Cellule Maya : une intervention face au double diagnostic ?

Cellule Maya : une intervention face au double diagnostic ?

Une cellule mobile de soins tente de répondre à la difficulté pour les soignants de prendre en charge les patients qui présentent à la fois une déficience intellectuelle et une maladie mentale.

Les services intervenant à domicile restent rares dans le paysage de la santé mentale. Dans le milieu du handicap, les professionnels sont souvent démunis devant des demandes de placement croissantes. Face à un double diagnostic, les perspectives sont encore plus limitées. La cellule d’intervention Maya constituerait une piste possible sur le territoire bruxellois.
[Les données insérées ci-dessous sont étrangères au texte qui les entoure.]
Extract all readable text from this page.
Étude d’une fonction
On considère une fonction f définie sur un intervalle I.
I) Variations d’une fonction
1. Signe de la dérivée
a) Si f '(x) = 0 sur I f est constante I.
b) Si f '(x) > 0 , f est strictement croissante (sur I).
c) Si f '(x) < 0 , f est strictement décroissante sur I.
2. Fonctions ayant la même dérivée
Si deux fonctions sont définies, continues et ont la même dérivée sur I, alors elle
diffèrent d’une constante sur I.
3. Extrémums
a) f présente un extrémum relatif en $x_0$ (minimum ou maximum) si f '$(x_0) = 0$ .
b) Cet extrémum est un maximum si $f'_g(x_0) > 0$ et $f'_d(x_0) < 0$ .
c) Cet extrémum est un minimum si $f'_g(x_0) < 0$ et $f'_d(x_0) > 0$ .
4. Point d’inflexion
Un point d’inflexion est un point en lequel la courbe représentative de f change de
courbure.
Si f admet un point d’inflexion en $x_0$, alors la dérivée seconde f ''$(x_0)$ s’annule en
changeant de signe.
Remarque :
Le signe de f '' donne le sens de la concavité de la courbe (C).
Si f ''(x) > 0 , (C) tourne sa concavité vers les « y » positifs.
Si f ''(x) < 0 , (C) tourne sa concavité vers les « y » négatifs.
Le double diagnostic dans la pratique

Lorsqu’un professionnel est confronté à une personne atteinte d’une déficience mentale, qui souffre d’un trouble psychiatrique et/ou de troubles du comportement, la question du type de placement se pose. Les institutions psychiatriques ne connaissent pas la problématique du handicap mental et ne savent pas comment le gérer. Dans les services de jour, résidentiel et de logement supervisé dédiés aux patients déficients intellectuels, les soignants sont démunis face à des troubles psychiatriques qui dépassent leur cadre de travail. Le Conseil Supérieur de la Santé avait émis un avis concernant la question du double diagnostic en 2015 : les capacités d’acceuil et les moyens mis à dispositions des institutions sont insuffisants. Face à cette problématique, l’issue choisie par les professionnels est souvent d’ordre judiciaire ou hospitalière.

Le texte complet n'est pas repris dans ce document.